Luciana Parial
ou l'histoire d'une femme de coeur
Luciana Parial
On peut lire dans une publication officielle
du gouvernement du Canada que dans les années 1990, la République
des Philippines est « le premier
exportateur de main-d’oeuvre de la planète, et ce pays est décrit
comme la plus grande nation migrante. On compte plus de huit
millions de travailleurs et de travailleuses philippins migrants
dans plus de 186 pays du monde ».
« Ce n’est pas par plaisir que
j’ai quitté mon pays 1979, loin de là. J’avais besoin d’argent et
je voulais améliorer mon sort », raconte Luciana Parial qui
a travaillé trois ans en Italie comme gardienne d’enfants. Elle
apprend l’italien et rêve du Canada où, dit-on, la vie est si
belle. Elle signe à nouveau un contrat d’embauche en 1982 et se
retrouve à l’emploi d’une famille de Montréal où elle travaillera
pendant près de deux ans.
Entre-temps, Luciana devient citoyenne canadienne. Elle quitte cet
emploi et se fait embaucher dans une manufacture de vêtements pour
hommes. Et, c’est ainsi que de fil en aiguille Luciana trouve un
emploi de femme de chambre à l’hôtel Delta où elle travaille depuis
1988. C’est là que pour Luciana se révèle l’importance de parler le
français, langue qu’elle ne connaît pas et qu’elle n’a jamais eu
besoin d’utiliser en raison de la nature des fonctions exercées
jusqu’à ce jour. Elle s’inscrit à un programme de francisation
offert par le gouvernement du Québec.
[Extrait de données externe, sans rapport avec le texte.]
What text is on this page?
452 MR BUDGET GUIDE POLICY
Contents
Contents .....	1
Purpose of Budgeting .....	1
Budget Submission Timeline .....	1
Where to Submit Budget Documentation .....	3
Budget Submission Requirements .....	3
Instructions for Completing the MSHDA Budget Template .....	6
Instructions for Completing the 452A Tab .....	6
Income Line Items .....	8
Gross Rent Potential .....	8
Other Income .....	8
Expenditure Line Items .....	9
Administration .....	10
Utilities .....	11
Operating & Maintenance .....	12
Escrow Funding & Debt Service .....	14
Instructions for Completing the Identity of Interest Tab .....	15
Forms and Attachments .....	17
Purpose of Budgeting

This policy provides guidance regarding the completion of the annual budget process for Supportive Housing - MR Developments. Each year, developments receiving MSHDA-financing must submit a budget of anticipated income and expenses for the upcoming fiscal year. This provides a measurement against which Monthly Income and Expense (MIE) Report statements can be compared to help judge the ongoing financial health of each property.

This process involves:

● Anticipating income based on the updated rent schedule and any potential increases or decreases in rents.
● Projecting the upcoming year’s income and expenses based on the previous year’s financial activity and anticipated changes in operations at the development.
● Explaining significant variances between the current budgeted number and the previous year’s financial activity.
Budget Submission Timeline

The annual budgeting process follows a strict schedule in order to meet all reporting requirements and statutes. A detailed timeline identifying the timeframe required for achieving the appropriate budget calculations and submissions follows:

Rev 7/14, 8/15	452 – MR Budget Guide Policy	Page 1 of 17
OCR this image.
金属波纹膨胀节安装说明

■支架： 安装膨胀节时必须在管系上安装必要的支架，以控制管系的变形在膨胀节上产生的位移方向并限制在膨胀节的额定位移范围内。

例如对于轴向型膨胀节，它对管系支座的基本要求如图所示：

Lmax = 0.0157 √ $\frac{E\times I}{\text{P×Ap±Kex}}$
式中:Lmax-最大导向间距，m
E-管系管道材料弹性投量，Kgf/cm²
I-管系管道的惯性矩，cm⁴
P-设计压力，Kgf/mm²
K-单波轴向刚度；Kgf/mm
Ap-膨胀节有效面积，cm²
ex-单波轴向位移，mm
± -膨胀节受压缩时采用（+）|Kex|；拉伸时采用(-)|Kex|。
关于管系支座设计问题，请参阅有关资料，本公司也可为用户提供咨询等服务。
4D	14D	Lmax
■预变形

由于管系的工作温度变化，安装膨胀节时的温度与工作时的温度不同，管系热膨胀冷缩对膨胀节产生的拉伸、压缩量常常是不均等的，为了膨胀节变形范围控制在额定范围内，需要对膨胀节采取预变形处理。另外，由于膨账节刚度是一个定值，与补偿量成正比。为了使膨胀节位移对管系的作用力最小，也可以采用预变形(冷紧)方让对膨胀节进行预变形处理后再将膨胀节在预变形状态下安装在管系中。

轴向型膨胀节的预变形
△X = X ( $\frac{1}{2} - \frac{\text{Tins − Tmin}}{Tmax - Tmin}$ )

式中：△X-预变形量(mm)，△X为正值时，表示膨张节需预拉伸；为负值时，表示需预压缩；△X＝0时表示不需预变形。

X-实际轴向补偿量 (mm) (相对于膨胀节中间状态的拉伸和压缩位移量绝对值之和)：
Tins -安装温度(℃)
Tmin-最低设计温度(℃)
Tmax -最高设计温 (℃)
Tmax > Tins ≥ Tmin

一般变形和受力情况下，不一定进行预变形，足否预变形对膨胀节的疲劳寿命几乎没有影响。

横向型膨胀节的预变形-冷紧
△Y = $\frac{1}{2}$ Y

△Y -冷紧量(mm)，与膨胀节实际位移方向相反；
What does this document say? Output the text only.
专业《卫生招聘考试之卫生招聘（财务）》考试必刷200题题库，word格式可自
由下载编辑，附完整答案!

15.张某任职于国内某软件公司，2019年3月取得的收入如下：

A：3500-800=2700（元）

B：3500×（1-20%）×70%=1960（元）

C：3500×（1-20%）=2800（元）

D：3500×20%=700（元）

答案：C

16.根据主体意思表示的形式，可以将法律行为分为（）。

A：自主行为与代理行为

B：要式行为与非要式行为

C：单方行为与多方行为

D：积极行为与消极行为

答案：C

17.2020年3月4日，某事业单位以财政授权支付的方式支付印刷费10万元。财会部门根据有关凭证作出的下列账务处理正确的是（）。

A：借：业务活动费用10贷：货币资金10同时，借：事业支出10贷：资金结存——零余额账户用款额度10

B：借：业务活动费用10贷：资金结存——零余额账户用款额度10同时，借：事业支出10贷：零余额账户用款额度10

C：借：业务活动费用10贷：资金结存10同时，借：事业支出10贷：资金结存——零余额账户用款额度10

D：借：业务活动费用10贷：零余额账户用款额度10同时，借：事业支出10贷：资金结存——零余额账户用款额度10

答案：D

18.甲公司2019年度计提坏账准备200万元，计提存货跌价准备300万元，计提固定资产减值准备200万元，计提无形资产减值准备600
Son manque de connaissance du
français l’empêche d’élargir, comme elle le désire, ses échanges
avec son entourage.
Un jour, le dialogue naît entre Luciana et le président de sa
section locale des TCA, Romiale Anthony. Ce dernier l’incite
fortement à assister aux réunions et à s’impliquer dans la vie
syndicale. Ce qu’elle fait. «
C’est là où j’ai appris le sens de la solidarité et toute la force
qui peut s’en dégager pour changer les choses.» Aujourd’hui,
Luciana parle bien le français. En plus de son travail de femme de
chambre et de déléguée syndicale, elle milite au sein d’un
organisme communautaire de citoyens et citoyennes originaires des
Philippines.
Pour la FTQ, l’histoire de Luciana revêt un caractère particulier;
c’est l’illustration même de ces millions de personnes qui, pour
diverses raisons, doivent quitter leur pays d’origine pour sortir
de la misère. On les appelle les travailleurs et travailleuses
migrants. Tous et toutes n’ont pas la même chance dans leur
recherche d’une plus grande justice sociale et de pouvoir créer de
nouvelles solidarités. Luciana semble y être parvenue.